Lake Bemidji Dragon Boat Festival: Exciting event for teams, spectators
Try to find a good parking space during the Lake Bemidji Dragon Boat Festival. Go on. Just try.
Cars were lined up and down the streets surrounding the Bemidji waterfront Saturday, Aug. 6, as 75 teams raced in the Lake Bemidji Dragon Boat Festival. Library Park was packed with team tents while hundreds of spectators navigated through the chaos in hopes of finding an area to clearly see the waves of dragon boats racing each other.
In the large crowd forming around the waterfront, Chris Westlund ate cheese curds and cheered on the teams.
“It’s really about the competitive nature of the event,” he said.
Bemidji’s moody weather quickened the race schedule so the races would finish before rain came. Regardless of the rush, an air of excitement settled on the participants and audience as race after race was announced on the loud speaker.
As festival goers walked through the jumbled maze of team tents, their eyes might be caught by the glittering stars and purple banners of the North Stars, from REM North Star, Inc. Headed by team captain Julie Rubey, the North Stars were light hearted and easy going. Team members ate freshly grilled hot dog and hamburgers as they sat around a large picnic table, talking about their first race.
“First in the heat” was a phrase being enthusiastically tossed around.
“It’s thrilling, and it’s our first year here,” said Phil Godel, REM housing program director.
REM housing provides service options for people with disabilities, and serves more than 400 people in their region.
“All of our decorations are made by clients,” said Godel. “We are pretty happy to be here.”
Teams flashed their different colors, some decorating their tents, others going as far as to decorate themselves.
This gusto rang true for the Pachamama Paddlers, who donned colorful face paint to show their team spirit.
The Pachamama Paddlers from the Bemidji-based Indigenous Environmental Network raced for their first time at Lake Bemidji Dragon Boat Festival.
The Indigenous Environmental Network strives to create environmental justice in communities so that they stay healthy and safe.
“It’s so much fun to be here,” said team captain Simone Senogles. “I can’t believe how many people are here.”
Although a first-year team, the Pachamamas were hyped for the races.

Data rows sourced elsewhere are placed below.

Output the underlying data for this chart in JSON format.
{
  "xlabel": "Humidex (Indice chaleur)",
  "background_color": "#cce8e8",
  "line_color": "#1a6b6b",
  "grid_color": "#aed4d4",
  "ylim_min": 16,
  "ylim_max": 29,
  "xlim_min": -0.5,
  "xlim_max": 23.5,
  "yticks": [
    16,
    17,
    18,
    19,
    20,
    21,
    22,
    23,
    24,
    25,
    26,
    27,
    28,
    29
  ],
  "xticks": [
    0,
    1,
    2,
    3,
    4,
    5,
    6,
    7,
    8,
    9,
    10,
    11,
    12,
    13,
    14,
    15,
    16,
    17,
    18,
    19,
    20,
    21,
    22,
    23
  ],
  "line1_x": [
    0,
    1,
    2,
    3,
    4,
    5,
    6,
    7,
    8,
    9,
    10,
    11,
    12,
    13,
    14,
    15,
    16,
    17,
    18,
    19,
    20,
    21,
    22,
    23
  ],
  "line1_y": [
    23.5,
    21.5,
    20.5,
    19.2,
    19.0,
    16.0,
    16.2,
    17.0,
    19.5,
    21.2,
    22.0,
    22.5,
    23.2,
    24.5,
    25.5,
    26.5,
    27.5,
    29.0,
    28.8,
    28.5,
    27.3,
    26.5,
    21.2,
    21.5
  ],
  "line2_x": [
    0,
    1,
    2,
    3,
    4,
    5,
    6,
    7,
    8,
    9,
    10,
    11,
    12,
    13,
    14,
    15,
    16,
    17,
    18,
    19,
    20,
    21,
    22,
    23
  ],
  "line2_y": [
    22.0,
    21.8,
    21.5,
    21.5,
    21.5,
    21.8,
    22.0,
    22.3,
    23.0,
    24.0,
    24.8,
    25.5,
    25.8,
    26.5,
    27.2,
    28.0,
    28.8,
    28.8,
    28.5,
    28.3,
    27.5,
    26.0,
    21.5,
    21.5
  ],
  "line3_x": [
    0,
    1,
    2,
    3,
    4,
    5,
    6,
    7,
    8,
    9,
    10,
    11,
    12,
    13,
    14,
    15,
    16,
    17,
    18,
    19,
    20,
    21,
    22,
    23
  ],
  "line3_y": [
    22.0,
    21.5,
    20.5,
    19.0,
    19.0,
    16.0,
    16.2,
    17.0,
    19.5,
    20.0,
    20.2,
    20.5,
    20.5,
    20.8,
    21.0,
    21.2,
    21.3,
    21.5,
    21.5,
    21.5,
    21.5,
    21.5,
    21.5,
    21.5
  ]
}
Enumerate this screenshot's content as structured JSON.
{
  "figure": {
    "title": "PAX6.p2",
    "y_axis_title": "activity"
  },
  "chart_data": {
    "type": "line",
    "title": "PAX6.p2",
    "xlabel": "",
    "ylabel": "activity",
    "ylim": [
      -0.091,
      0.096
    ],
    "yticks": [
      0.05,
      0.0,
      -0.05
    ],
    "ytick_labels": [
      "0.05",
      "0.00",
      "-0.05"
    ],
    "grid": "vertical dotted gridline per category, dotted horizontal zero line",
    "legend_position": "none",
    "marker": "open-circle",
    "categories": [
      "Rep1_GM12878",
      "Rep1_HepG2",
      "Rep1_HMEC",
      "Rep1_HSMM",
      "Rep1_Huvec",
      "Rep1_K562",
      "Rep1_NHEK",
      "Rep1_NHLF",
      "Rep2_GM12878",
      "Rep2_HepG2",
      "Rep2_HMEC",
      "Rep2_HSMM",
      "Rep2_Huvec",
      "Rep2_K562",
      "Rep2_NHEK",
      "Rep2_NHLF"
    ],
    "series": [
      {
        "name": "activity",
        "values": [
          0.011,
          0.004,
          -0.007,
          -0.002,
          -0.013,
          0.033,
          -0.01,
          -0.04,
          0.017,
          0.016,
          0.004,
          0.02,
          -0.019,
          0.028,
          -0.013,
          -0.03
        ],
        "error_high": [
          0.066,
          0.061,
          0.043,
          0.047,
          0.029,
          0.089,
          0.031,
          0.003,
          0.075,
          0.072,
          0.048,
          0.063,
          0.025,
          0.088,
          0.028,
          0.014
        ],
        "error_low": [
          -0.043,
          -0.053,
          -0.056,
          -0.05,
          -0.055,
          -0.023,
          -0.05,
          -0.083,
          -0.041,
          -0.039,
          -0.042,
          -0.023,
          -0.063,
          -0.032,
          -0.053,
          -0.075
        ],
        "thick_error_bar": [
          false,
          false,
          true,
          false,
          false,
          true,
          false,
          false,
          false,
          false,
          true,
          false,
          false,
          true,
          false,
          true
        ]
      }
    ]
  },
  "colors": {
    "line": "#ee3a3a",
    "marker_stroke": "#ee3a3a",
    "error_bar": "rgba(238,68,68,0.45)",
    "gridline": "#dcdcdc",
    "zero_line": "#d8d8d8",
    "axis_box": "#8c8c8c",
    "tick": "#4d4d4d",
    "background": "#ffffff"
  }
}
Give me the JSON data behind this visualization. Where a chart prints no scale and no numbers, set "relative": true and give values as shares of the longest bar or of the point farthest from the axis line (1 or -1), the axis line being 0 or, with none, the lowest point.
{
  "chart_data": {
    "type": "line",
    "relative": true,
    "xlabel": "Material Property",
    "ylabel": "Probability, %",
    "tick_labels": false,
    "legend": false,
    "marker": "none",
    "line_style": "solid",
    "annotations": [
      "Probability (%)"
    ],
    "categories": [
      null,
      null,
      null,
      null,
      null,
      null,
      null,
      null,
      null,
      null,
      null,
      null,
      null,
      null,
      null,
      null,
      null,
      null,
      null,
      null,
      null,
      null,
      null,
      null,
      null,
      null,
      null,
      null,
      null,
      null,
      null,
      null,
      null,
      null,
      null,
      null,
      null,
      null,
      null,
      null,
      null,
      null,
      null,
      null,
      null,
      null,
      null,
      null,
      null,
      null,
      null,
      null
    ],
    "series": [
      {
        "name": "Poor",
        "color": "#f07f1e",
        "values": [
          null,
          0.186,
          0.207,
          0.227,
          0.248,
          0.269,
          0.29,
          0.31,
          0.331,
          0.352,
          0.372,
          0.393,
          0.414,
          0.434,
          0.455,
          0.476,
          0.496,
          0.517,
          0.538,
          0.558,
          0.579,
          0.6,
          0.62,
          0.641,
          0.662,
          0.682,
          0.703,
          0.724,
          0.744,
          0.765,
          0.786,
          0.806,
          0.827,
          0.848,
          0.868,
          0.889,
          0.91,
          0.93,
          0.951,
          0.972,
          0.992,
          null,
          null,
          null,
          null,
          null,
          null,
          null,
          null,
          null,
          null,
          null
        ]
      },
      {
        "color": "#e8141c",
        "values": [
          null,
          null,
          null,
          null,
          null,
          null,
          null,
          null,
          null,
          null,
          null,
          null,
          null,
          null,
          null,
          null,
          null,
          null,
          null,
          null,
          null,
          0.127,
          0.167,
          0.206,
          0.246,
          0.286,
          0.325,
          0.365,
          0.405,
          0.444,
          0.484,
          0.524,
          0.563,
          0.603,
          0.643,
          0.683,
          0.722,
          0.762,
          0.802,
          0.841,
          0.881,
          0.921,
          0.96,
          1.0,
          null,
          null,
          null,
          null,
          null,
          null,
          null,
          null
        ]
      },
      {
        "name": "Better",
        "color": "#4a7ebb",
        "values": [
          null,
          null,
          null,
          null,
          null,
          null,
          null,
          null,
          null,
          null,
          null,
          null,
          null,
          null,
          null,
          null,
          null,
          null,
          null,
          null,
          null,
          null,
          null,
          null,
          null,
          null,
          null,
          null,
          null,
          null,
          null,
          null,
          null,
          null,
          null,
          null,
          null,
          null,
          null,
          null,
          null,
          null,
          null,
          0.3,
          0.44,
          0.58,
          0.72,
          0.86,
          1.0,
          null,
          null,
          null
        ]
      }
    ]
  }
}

“The energy is high here,” said Senogles. “You can feel it.”
For many, the Lake Bemidji Dragon Boat Festival is the first, if not only, dragon boat race they have attended.
The River City Dragons, however, are comfortable with the dragon boat racing scene.
Hailing from Winnipeg, Manitoba, the River City Dragons have competed in the World Champion Dragon Boat races, held in Toronto.
“We race nationally. We race internationally,” said Norm Woodbeck.
Part of the Manitoba Paddling Association, Woodbeck and other teammates have been coming to the Lake Bemidji Dragon Boat Festival for five years.
“It’s a good place to compete. That’s why we keep coming back,” said Woodbeck.